Cet argument se heurte au fait que 2019, par rapport aux vingt dernières années, sera la pire année en termes d’homicides intentionnels, de féminicides, d’attaques d’entreprises, de trafic d’êtres humains, de trafic de rue et d’un ensemble de crimes qui accompagnent les précédents (extorsions, enlèvements et vols à main armée). Dans les jours qui ont précédé le jeudi noir de Culiacan, il y a eu des actions à Aguilillas, Etat du Michoacan, où, pris en embuscade, 13 policiers de l’Etat ont été tués le 15 octobre et le lendemain, à Tamaulipas, des assassins présumés du cartel du nord-est ont attaqué des éléments de la Garde Nationale et quatre autres criminels sont morts. Peu avant les événements précédents, le conflit pour le contrôle de l’Etat de Guerrero, où se trouve la plus grande zone de culture du pavot du pays, continue de provoquer des massacres et des crimes comme ceux de Tepochica, sans que le gouvernement d’Amlo n’ait fait de progrès significatifs pour clarifier le sort des 43 disparus de l’école normale (instituteurs) d’Ayotzinapa (en 2014).
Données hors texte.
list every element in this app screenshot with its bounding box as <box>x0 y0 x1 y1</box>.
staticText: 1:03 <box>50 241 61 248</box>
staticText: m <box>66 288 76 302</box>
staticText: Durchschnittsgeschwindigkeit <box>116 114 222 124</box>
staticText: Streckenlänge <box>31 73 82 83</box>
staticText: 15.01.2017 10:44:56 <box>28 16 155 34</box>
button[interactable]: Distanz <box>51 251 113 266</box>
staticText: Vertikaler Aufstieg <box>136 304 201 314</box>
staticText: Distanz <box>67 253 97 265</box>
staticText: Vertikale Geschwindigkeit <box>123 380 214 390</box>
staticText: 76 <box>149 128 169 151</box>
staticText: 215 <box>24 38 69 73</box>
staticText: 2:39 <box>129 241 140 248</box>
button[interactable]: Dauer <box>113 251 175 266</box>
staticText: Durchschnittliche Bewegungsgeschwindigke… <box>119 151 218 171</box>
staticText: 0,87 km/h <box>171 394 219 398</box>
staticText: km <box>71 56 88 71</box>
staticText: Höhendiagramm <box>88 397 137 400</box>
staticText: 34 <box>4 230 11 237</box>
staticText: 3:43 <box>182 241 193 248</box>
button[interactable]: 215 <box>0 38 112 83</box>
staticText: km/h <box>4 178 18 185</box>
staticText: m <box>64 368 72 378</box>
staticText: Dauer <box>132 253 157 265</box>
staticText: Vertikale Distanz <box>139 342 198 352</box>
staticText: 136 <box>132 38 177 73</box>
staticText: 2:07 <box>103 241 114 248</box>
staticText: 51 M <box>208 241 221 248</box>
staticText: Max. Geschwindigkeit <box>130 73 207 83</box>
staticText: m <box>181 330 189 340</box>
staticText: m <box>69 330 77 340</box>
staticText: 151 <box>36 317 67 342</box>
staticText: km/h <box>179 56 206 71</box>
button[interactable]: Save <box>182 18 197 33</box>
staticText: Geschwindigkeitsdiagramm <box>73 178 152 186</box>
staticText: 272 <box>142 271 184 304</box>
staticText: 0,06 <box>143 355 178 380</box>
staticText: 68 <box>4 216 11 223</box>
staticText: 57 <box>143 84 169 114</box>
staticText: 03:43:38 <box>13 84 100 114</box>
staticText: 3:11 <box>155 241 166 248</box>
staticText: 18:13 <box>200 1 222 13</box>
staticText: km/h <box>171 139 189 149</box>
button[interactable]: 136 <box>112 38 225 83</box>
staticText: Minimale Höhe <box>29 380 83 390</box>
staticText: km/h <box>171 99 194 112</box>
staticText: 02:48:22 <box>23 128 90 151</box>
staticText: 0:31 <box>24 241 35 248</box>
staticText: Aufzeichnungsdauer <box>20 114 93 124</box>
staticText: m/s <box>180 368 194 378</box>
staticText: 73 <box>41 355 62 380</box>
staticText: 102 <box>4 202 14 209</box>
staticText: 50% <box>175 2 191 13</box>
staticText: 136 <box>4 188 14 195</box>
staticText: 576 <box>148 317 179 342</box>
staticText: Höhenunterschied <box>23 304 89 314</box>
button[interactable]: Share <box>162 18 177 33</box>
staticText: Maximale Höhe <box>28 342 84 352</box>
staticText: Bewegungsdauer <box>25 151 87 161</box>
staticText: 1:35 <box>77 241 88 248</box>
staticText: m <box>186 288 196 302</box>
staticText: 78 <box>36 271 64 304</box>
Le résultat de la bataille de Culiacán, tel que rapportée dans les jours suivants, était de 8 morts (deux civils, un soldat, cinq délinquants), de 13 soldats blessés, de 39 prisonniers évadés après que les tueurs ont fait sauter une voiture blindée contre un mur de la prison de Culiacán. Les attentats avec des tirs d’obus ont été enregistrés dans les locaux du Secrétaire à la défense nationale (Sedena), du bureau du Procureur de l’Etat et de la police municipale, ainsi que dans des espaces situés au centre de la ville. Des véhicules ont été brûlés et des civils ont été menacés de représailles dans des écoles et des logements. Mais des chiffres différents circulent à partir d’autres versions, au même titre que descriptions des événements qui diffèrent et que les versions officielles ignorent ou ne rendent pas publiques.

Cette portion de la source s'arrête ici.